I did not. My wife has deep faith in him. Misplaced as much as with her Rabbi’s but she is very Right Brain. Different than I in her belief in integrity. “Gotta be a healer or he would not be a doctor.” Gotta be spiritual or wouldn’t be a Rabbi.
Not my view. I dunno. Cynical? Or mayhap more sensitive because I moved from Far Left to Rational Right brain in a metaphoric way.
Iain McGilchrist writes,
“ Both hemispheres, it is now clear, can deal with either kind of material, words or images, in different ways. Subsequent attempts to decide which set of functions are segregated in which hemisphere have mainly been discarded, piece after piece of evidence suggesting that every identifiable human activity is actual y served at some level by both hemispheres. There is, apparently, vast redundancy. Enthusiasm for finding the key to hemisphere differences has waned, and it is no longer respectable for a neuroscientist to hypothesize on the subject.

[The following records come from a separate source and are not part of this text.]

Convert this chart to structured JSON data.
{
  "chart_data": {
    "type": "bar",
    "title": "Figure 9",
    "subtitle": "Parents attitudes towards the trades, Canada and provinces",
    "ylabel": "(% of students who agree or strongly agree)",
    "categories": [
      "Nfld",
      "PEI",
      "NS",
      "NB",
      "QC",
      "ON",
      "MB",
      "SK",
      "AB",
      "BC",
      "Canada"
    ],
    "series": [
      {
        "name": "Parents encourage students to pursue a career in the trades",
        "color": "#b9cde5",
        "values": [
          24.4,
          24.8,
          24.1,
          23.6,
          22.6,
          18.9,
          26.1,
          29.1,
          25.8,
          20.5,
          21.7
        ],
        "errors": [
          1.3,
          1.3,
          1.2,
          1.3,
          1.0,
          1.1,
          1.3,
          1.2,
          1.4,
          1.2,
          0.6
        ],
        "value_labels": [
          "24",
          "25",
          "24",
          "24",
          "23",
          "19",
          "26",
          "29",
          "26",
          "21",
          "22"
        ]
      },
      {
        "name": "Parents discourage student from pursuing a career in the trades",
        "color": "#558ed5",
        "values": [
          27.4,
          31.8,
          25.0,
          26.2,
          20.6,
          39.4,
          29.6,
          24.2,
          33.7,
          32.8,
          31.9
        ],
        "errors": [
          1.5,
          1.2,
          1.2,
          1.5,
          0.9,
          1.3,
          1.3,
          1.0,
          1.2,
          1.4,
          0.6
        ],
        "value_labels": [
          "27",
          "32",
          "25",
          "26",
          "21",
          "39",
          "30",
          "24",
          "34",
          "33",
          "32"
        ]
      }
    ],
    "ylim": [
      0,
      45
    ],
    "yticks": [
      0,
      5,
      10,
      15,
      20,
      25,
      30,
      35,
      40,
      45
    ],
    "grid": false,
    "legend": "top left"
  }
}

This is hardly surprising, given the set of beliefs about the differences between the hemispheres which has passed into the popular consciousness. These beliefs could, without much violence to the facts, be characterized as versions of the idea that the left hemisphere is somehow gritty, rational, realistic but dull , and the right hemisphere airy-fairy and impressionistic, but creative and exciting; a formulation reminiscent of Selar and Yeatman's immortal distinction (in their parody of English history teaching, 1066 and All That) between the Roundheads – ‘Right and Repulsive’ – and the Cavaliers – ‘Wrong but Wromantic’.”

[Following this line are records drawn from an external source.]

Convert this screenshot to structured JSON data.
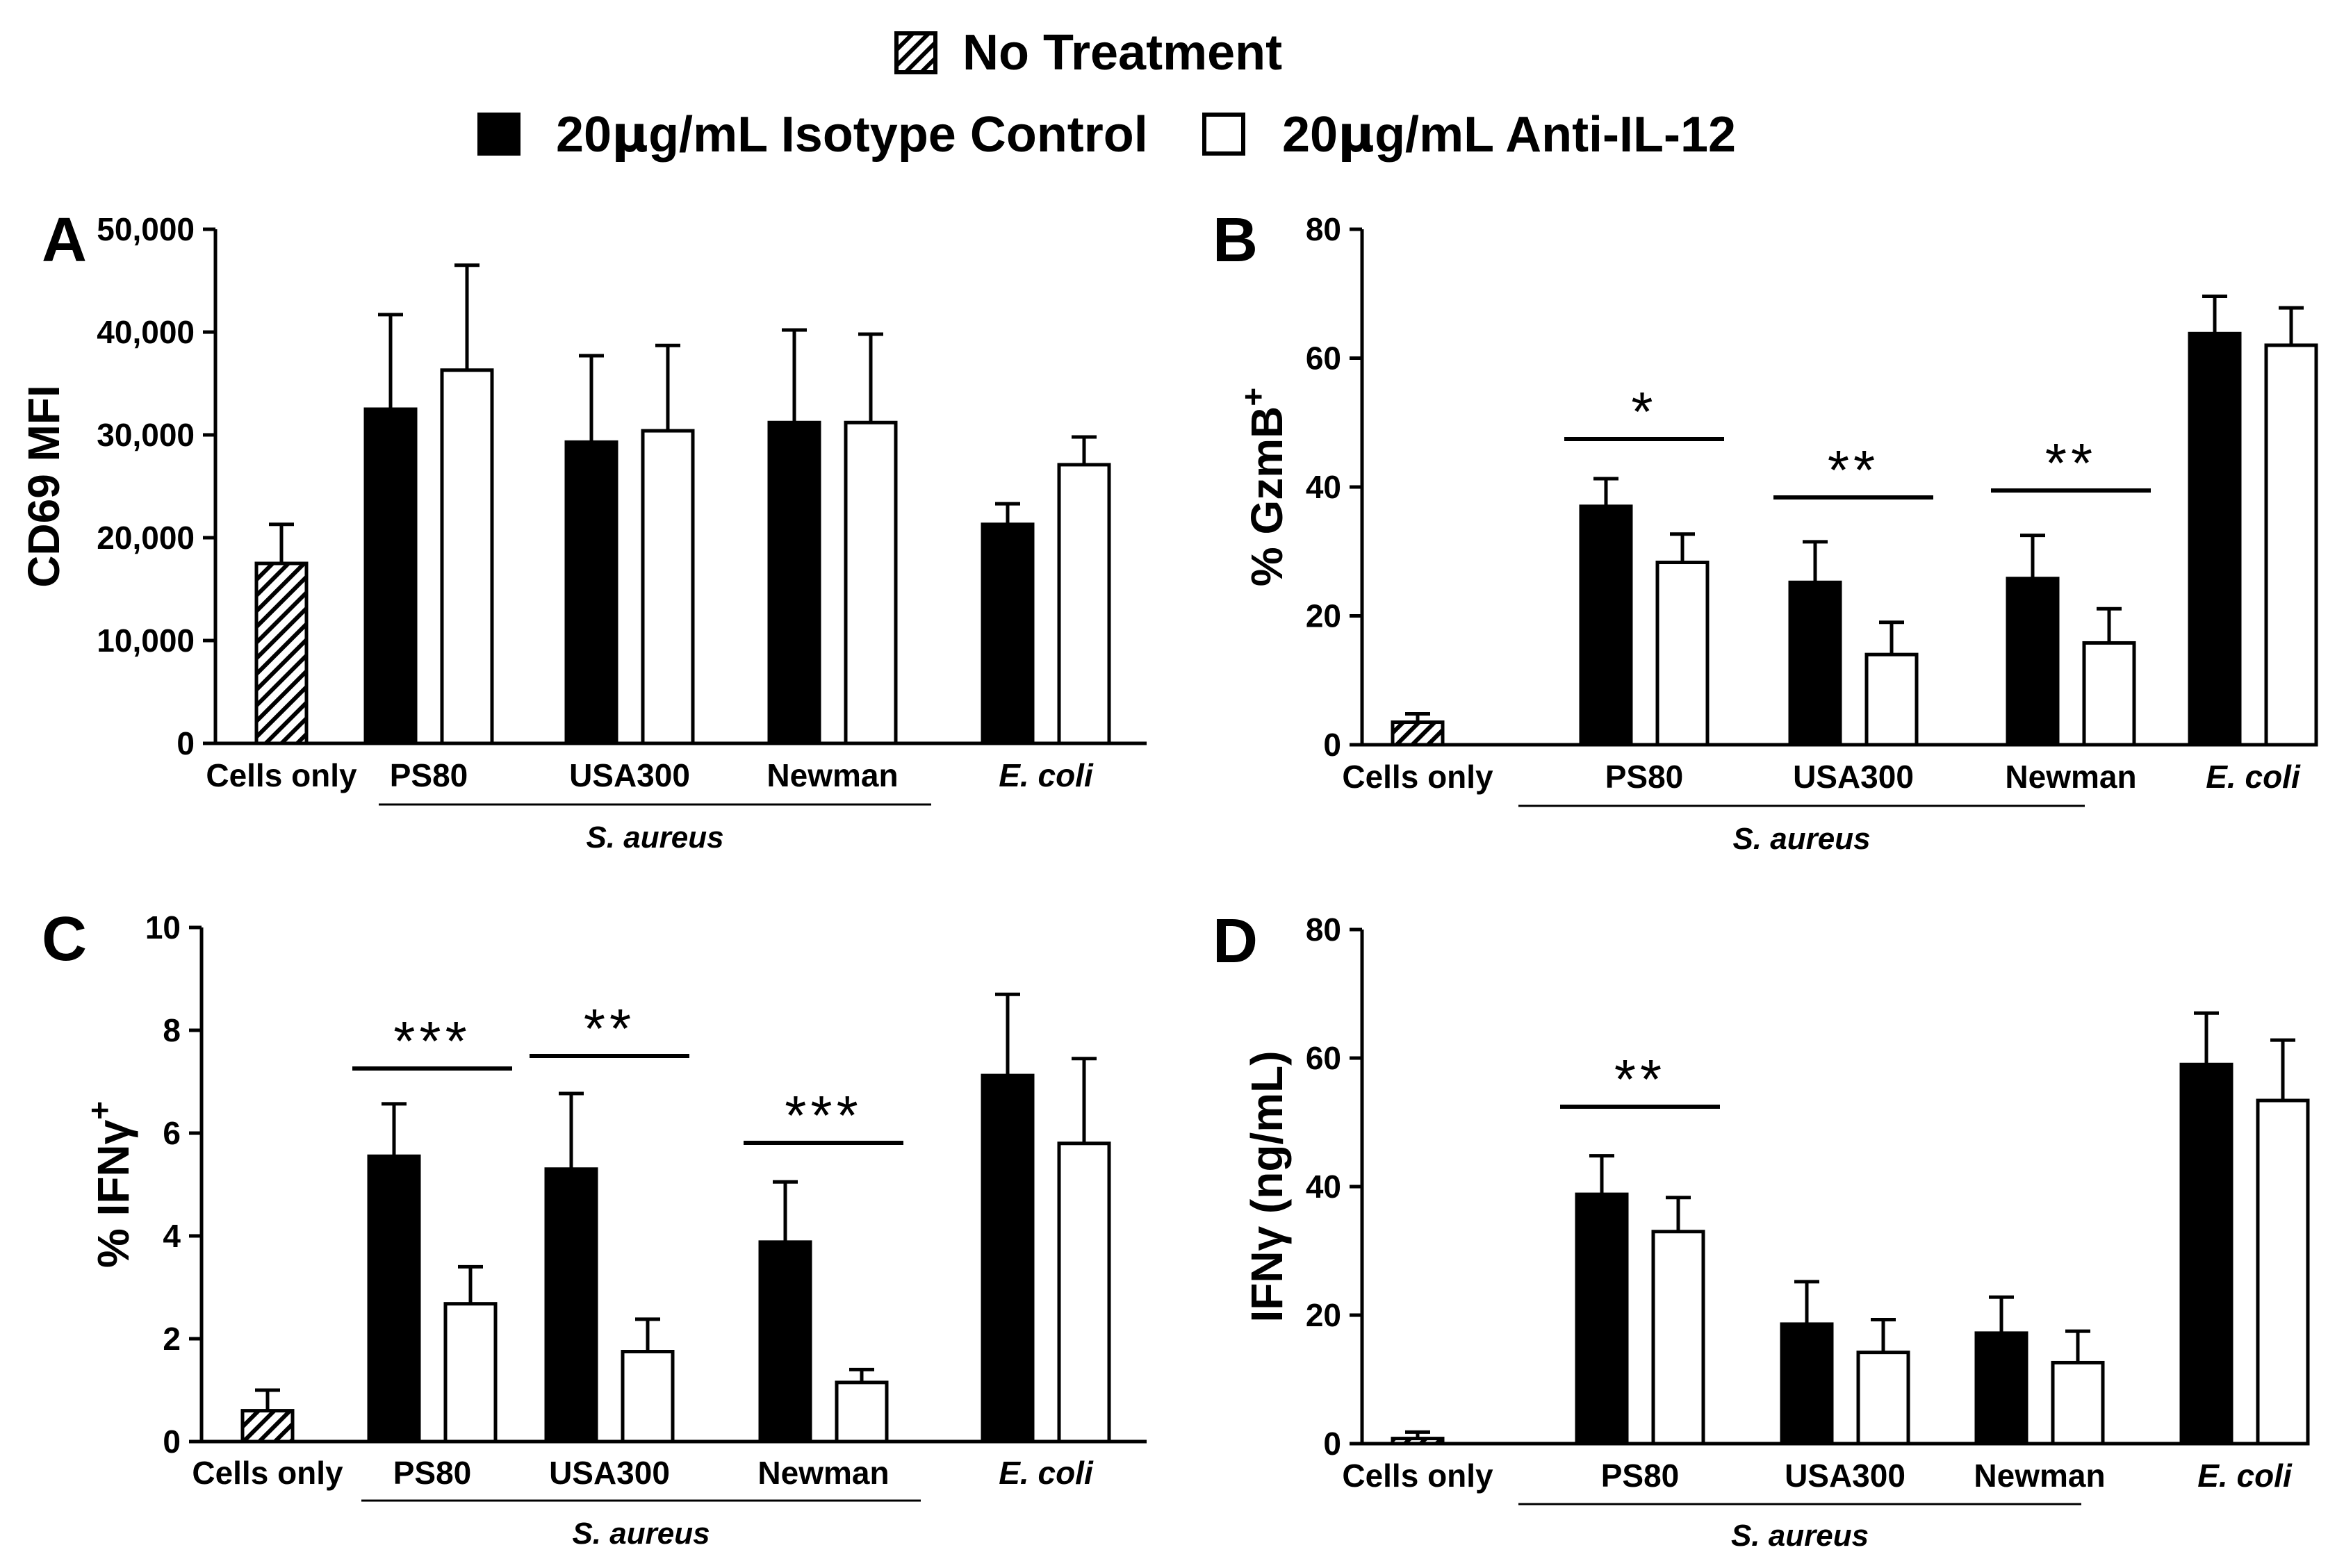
{
  "legend": {
    "no_treatment": "No Treatment",
    "isotype_prefix": "20",
    "isotype_mu": "μ",
    "isotype_suffix": "g/mL Isotype Control",
    "anti_prefix": "20",
    "anti_mu": "μ",
    "anti_suffix": "g/mL Anti-IL-12"
  },
  "chart_data": [
    {
      "panel": "A",
      "type": "bar",
      "ylabel": "CD69 MFI",
      "ylim": [
        0,
        50000
      ],
      "yticks": [
        "0",
        "10,000",
        "20,000",
        "30,000",
        "40,000",
        "50,000"
      ],
      "categories": [
        "Cells only",
        "PS80",
        "USA300",
        "Newman",
        "E. coli"
      ],
      "group_label": "S. aureus",
      "series": [
        {
          "name": "No Treatment",
          "values": [
            17500,
            null,
            null,
            null,
            null
          ],
          "errors": [
            3800,
            null,
            null,
            null,
            null
          ]
        },
        {
          "name": "20μg/mL Isotype Control",
          "values": [
            null,
            32500,
            29300,
            31200,
            21300
          ],
          "errors": [
            null,
            9200,
            8400,
            9000,
            2000
          ]
        },
        {
          "name": "20μg/mL Anti-IL-12",
          "values": [
            null,
            36300,
            30400,
            31200,
            27100
          ],
          "errors": [
            null,
            10200,
            8300,
            8600,
            2700
          ]
        }
      ],
      "significance": []
    },
    {
      "panel": "B",
      "type": "bar",
      "ylabel": "% GzmB",
      "ylabel_sup": "+",
      "ylim": [
        0,
        80
      ],
      "yticks": [
        "0",
        "20",
        "40",
        "60",
        "80"
      ],
      "categories": [
        "Cells only",
        "PS80",
        "USA300",
        "Newman",
        "E. coli"
      ],
      "group_label": "S. aureus",
      "series": [
        {
          "name": "No Treatment",
          "values": [
            3.5,
            null,
            null,
            null,
            null
          ],
          "errors": [
            1.3,
            null,
            null,
            null,
            null
          ]
        },
        {
          "name": "20μg/mL Isotype Control",
          "values": [
            null,
            37,
            25.2,
            25.8,
            63.8
          ],
          "errors": [
            null,
            4.3,
            6.3,
            6.7,
            5.8
          ]
        },
        {
          "name": "20μg/mL Anti-IL-12",
          "values": [
            null,
            28.3,
            14,
            15.8,
            62
          ],
          "errors": [
            null,
            4.4,
            5,
            5.3,
            5.8
          ]
        }
      ],
      "significance": [
        {
          "category": 1,
          "stars": "*"
        },
        {
          "category": 2,
          "stars": "**"
        },
        {
          "category": 3,
          "stars": "**"
        }
      ]
    },
    {
      "panel": "C",
      "type": "bar",
      "ylabel": "% IFNγ",
      "ylabel_sup": "+",
      "ylim": [
        0,
        10
      ],
      "yticks": [
        "0",
        "2",
        "4",
        "6",
        "8",
        "10"
      ],
      "categories": [
        "Cells only",
        "PS80",
        "USA300",
        "Newman",
        "E. coli"
      ],
      "group_label": "S. aureus",
      "series": [
        {
          "name": "No Treatment",
          "values": [
            0.6,
            null,
            null,
            null,
            null
          ],
          "errors": [
            0.4,
            null,
            null,
            null,
            null
          ]
        },
        {
          "name": "20μg/mL Isotype Control",
          "values": [
            null,
            5.55,
            5.3,
            3.88,
            7.12
          ],
          "errors": [
            null,
            1.02,
            1.47,
            1.17,
            1.58
          ]
        },
        {
          "name": "20μg/mL Anti-IL-12",
          "values": [
            null,
            2.68,
            1.75,
            1.15,
            5.8
          ],
          "errors": [
            null,
            0.72,
            0.63,
            0.25,
            1.65
          ]
        }
      ],
      "significance": [
        {
          "category": 1,
          "stars": "***"
        },
        {
          "category": 2,
          "stars": "**"
        },
        {
          "category": 3,
          "stars": "***"
        }
      ]
    },
    {
      "panel": "D",
      "type": "bar",
      "ylabel": "IFNγ (ng/mL)",
      "ylim": [
        0,
        80
      ],
      "yticks": [
        "0",
        "20",
        "40",
        "60",
        "80"
      ],
      "categories": [
        "Cells only",
        "PS80",
        "USA300",
        "Newman",
        "E. coli"
      ],
      "group_label": "S. aureus",
      "series": [
        {
          "name": "No Treatment",
          "values": [
            0.8,
            null,
            null,
            null,
            null
          ],
          "errors": [
            1.0,
            null,
            null,
            null,
            null
          ]
        },
        {
          "name": "20μg/mL Isotype Control",
          "values": [
            null,
            38.8,
            18.6,
            17.2,
            59
          ],
          "errors": [
            null,
            6,
            6.6,
            5.6,
            8
          ]
        },
        {
          "name": "20μg/mL Anti-IL-12",
          "values": [
            null,
            33,
            14.2,
            12.6,
            53.4
          ],
          "errors": [
            null,
            5.3,
            5.1,
            4.9,
            9.4
          ]
        }
      ],
      "significance": [
        {
          "category": 1,
          "stars": "**"
        }
      ]
    }
  ]
}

The Master and His Emissary: The Divided Brain and the Making of the Western World -Iain McGilchrist
ti cruyxpco'til;oiw 'tote; V£Kpoi:c;.
("Take on the complexion of the dead." -advice from
the oracle at Delphi to Zeno the skeptic when he asked
what he should do to attain the best life [trans. R. D. Hicks].)
I do agree. Everything surrounding us and influencing us is fakery.
Isn't this exactly the trouble with society today? That so much focus has been on becoming those seen in movies, in television, in essence becoming fake? In my novels, I speak specifically about being who one is, regardless of what that is, being true to oneself. The downside of which is that if one is a liar and a thief I seem to be saying, "then do that well and accept it" but I feel that it reaches further out. Recognize the essence of oneself and pursue that vigorously. Be true to oneself. If adjusting that to be what one wants to be and is willing to go through the pains and effort to do so, then certainly, create oneself, but to create oneself through lies and deception is not moral or ethical. To strive for and become that which one chooses to be is worthy of praise and the effort to do so.